Ayant déjà fait des démarches auprès de la Cour supérieure du Québec dans un dossier où la Société de l’assurance automobile du Québec (SAAQ) lui avait caché des papiers, Me Bellemare rappelle aux victimes de ne jamais se fier aux documents et aux dossiers personnels que leur fournissent la CSST ou la SAAQ. «Curieusement, il arrive parfois que des rapports soient incomplets ou totalement manquants», soutient Me Bellemare en indiquant que M. Ladouceur a bien fait de demander d’avoir accès à son dossier médial du CLSC.
Ruiné
Il indique que M. Ladouceur pourrait maintenant songer à entreprendre un recours en responsabilité civile, mais que la barre risque d’être haute, car la loi prévoit une clause d’immunité en faveur de la CSST.

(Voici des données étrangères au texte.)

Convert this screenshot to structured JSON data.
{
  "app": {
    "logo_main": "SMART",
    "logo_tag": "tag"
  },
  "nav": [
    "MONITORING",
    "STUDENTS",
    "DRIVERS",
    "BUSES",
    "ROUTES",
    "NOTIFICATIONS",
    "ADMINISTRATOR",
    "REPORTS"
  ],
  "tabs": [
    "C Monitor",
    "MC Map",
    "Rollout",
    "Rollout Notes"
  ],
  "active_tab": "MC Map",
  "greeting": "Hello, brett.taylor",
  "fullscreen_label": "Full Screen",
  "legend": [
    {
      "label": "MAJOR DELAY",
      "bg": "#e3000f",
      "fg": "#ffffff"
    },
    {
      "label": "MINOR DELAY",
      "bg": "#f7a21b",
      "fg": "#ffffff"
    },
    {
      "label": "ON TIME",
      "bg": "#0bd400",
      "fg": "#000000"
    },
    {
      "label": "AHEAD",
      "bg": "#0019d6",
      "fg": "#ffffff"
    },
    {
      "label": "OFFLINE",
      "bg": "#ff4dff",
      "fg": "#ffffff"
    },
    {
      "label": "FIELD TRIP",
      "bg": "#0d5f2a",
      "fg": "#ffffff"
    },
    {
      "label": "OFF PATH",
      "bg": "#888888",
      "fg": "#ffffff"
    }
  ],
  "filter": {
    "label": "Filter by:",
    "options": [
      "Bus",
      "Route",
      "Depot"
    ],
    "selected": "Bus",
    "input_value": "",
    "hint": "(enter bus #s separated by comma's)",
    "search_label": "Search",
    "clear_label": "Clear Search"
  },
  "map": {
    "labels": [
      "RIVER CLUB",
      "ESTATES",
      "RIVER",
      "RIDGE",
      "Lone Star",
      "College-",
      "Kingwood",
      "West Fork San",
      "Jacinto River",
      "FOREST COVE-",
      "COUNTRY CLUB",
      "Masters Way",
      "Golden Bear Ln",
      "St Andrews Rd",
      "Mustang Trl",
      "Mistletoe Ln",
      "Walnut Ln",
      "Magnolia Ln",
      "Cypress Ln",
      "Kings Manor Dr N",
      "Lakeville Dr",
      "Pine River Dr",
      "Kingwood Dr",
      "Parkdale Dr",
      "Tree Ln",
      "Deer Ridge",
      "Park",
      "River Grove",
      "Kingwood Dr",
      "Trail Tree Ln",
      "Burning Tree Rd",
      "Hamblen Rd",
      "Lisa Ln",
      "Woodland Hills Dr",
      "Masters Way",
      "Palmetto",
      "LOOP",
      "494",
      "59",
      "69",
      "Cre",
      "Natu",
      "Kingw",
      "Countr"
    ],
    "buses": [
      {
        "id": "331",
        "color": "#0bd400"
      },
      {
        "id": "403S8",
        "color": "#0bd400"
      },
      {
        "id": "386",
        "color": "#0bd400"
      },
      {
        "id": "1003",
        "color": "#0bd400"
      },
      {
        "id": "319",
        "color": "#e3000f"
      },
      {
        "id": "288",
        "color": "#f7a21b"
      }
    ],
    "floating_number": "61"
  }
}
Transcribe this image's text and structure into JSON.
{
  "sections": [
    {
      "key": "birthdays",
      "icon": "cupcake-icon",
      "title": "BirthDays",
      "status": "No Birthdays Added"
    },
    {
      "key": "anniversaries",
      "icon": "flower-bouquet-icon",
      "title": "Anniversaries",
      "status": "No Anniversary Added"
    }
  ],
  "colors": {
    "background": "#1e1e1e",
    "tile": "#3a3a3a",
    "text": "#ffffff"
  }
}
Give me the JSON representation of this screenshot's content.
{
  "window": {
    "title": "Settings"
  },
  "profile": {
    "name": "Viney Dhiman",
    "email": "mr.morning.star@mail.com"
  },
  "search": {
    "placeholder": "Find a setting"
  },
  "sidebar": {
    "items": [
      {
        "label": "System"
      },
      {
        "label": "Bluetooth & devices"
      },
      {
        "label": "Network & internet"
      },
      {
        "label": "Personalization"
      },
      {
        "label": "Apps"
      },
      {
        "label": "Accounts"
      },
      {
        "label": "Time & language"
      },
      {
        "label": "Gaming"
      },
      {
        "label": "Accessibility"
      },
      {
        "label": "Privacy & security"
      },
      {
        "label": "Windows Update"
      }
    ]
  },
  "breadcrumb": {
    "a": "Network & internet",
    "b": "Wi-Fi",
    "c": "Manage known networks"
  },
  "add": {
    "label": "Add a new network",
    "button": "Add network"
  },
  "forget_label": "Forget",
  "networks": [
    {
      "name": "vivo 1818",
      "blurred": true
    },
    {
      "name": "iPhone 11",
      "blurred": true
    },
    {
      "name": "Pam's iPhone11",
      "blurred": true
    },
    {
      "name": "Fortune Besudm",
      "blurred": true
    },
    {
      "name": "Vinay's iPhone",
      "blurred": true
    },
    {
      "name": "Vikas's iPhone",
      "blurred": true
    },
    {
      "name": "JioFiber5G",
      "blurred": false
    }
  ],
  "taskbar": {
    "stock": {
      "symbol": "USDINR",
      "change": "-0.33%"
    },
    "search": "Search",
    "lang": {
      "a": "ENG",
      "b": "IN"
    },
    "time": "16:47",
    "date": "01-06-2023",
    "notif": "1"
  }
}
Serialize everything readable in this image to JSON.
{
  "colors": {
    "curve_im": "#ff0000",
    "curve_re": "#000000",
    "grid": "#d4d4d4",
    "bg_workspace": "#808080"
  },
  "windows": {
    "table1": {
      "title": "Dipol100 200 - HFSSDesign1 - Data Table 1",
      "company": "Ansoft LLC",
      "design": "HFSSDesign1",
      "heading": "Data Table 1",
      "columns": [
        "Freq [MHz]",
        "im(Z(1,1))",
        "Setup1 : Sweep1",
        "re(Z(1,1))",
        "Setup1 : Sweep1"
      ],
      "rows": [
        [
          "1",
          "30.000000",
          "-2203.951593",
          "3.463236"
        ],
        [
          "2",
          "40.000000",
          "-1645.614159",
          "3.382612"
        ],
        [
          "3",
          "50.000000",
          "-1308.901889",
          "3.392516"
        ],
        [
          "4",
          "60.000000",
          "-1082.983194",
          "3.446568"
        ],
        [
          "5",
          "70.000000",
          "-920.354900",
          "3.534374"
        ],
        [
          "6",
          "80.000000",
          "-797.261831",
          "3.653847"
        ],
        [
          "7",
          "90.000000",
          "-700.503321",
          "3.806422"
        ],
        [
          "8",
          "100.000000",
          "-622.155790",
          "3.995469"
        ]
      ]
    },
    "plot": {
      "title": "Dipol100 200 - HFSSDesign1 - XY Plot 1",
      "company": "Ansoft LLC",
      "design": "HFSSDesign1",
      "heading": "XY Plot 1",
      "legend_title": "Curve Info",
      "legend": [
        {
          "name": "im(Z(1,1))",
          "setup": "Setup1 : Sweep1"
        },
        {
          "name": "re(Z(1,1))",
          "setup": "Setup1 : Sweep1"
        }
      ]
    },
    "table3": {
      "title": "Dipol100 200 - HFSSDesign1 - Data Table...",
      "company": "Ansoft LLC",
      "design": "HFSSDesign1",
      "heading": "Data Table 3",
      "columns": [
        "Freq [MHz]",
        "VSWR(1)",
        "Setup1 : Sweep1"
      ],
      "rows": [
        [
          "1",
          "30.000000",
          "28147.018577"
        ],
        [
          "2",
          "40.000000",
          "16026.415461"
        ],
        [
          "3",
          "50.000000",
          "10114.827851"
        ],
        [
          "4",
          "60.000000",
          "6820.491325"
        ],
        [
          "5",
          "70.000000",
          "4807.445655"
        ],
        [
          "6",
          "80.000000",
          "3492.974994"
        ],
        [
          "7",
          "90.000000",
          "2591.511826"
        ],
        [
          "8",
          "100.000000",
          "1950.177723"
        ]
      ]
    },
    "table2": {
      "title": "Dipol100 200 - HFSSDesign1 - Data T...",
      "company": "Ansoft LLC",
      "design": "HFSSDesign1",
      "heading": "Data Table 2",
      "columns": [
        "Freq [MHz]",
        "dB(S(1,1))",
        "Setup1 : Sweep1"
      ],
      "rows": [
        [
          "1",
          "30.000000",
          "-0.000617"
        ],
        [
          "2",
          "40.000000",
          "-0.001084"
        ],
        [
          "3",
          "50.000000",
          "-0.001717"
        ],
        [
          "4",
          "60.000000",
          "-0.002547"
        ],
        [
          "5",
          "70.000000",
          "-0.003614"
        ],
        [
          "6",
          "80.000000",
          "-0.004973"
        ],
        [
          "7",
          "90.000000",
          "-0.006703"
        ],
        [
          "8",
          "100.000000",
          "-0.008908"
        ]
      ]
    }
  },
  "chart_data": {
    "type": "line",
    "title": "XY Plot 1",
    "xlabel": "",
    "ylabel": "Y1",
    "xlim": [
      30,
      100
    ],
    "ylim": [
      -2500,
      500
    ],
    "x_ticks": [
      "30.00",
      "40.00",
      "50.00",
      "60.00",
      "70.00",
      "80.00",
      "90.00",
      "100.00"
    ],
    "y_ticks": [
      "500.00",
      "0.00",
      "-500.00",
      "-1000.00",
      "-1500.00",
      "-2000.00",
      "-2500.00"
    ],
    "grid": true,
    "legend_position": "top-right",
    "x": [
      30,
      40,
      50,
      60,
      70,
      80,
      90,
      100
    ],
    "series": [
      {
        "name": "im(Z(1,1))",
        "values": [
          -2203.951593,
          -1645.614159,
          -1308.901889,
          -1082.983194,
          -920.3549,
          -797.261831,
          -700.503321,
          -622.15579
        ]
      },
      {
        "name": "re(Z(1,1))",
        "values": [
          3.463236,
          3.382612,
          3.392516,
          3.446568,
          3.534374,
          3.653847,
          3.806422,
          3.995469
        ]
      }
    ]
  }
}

Aujourd’hui, M. Ladouceur ne peut plus travailler en raison de la douleur persistante au dos. Il vit avec sa mère et n’a plus les moyens de payer un avocat qui pourrait l’aider à se défendre. Depuis qu’il a découvert des irrégularités dans son dossier, il s’est adressé deux fois à la Commission des lésions professionnelles (CLP). Lors des deux audiences, la CSST ne s’est pas présentée. Selon la CSST, M. Ladouceur a dépassé le délai pour faire appel dans son dossier. Une décision de la CLP confirme que le délai est effectivement dépassé, mais elle a été rendue avant que les irrégularités ne soient relevées.
L’Écho de Laval a demandé une entrevue avec le directeur régional de la CSST en décembre dernier. Cette dernière a été refusée sous prétexte que la CSST ne commente pas les dossiers des travailleurs.